El acceso está pavimentado y no es una caminata de montaña exigente, pero resulta recomendable utilizar calzado con suela adherente. Los numerosos escalones bajos, el viento y las superficies que pueden estar húmedas exigen más agarre que un paseo llano. Conviene llevar agua y protección solar. Los sombreros o pañuelos sueltos deben asegurarse cuando haya ráfagas. Los fotógrafos deben tener en cuenta que un trípode ofrece al viento una gran superficie de impacto y ocupa espacio adicional en las terrazas llenas.
¿Qué se ve desde el Mirador d'es Colomer?

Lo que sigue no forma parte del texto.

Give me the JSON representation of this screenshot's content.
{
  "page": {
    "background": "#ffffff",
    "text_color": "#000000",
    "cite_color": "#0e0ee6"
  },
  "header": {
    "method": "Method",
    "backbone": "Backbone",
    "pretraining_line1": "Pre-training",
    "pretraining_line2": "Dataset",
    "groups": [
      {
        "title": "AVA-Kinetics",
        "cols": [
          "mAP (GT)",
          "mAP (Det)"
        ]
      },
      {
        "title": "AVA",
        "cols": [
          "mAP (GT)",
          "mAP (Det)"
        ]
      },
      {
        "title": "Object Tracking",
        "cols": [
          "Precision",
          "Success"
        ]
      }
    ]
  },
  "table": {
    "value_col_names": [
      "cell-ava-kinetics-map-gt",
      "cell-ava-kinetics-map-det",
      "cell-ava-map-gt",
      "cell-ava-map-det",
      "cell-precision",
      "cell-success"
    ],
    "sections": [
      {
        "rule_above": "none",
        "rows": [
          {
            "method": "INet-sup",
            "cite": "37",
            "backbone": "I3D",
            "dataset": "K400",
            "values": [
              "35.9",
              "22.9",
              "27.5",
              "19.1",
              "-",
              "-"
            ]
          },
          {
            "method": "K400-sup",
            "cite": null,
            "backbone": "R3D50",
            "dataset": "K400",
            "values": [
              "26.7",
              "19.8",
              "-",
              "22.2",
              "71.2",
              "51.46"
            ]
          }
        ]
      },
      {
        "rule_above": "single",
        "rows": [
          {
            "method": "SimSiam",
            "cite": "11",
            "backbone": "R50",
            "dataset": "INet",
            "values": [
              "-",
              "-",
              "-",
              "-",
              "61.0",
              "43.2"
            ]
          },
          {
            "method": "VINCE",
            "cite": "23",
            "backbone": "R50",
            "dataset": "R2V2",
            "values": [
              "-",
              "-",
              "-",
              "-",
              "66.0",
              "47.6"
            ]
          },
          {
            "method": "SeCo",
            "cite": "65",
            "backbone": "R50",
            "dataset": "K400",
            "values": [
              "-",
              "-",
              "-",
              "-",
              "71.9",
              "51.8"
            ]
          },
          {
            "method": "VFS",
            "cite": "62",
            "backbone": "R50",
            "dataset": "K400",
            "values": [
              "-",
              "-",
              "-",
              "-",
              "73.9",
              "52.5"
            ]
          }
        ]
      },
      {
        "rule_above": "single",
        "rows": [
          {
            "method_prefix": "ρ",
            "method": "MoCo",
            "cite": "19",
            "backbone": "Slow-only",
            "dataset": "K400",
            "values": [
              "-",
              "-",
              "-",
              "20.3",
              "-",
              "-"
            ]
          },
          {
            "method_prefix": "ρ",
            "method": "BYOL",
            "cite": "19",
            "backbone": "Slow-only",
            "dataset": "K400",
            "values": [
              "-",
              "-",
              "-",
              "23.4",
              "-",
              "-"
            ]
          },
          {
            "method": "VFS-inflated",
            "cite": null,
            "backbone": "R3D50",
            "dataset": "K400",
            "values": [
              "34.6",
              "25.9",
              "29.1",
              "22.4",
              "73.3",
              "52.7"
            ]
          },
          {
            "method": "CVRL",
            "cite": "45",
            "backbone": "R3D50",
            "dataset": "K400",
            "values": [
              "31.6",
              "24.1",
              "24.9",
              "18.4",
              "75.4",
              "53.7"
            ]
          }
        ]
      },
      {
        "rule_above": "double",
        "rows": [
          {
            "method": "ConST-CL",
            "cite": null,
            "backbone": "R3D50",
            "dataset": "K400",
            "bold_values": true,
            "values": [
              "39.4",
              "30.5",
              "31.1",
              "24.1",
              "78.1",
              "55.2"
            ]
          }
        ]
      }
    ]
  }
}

El motivo más conocido es la Illa del Colomer frente a la costa salvaje. Según el municipio de Pollença, el islote rocoso se eleva 112 metros sobre el mar y mide 300 metros de longitud. A ello se suman las estribaciones de fuerte pendiente de la Serra de Tramuntana, el Mediterráneo abierto y las crestas rocosas de la península de Formentor. Con buena visibilidad, la vista alcanza la zona de Cala Bóquer; en la dirección opuesta puede distinguirse Port de Pollença entre las elevaciones. Las diferentes terrazas permiten contemplar estos elementos desde más de un único ángulo.
¿Qué lugares cercanos pueden combinarse con el Mirador d'es Colomer?
La opción más sencilla es combinar el mirador con Port de Pollença. La localidad portuaria es adecuada para hacer una pausa en el paseo marítimo, la playa o el puerto y ofrece la infraestructura que no debe esperarse directamente en el Mirador. En la península también se encuentran la Platja de Formentor y la carretera que continúa en dirección a Cap de Formentor. Desde la zona del Mirador parte además una ruta hacia la visible Talaia d'Albercutx, situada a 380 metros de altura. Esta caminata es una actividad independiente y no debe confundirse con el corto camino de terrazas, repleto de escalones, del mirador.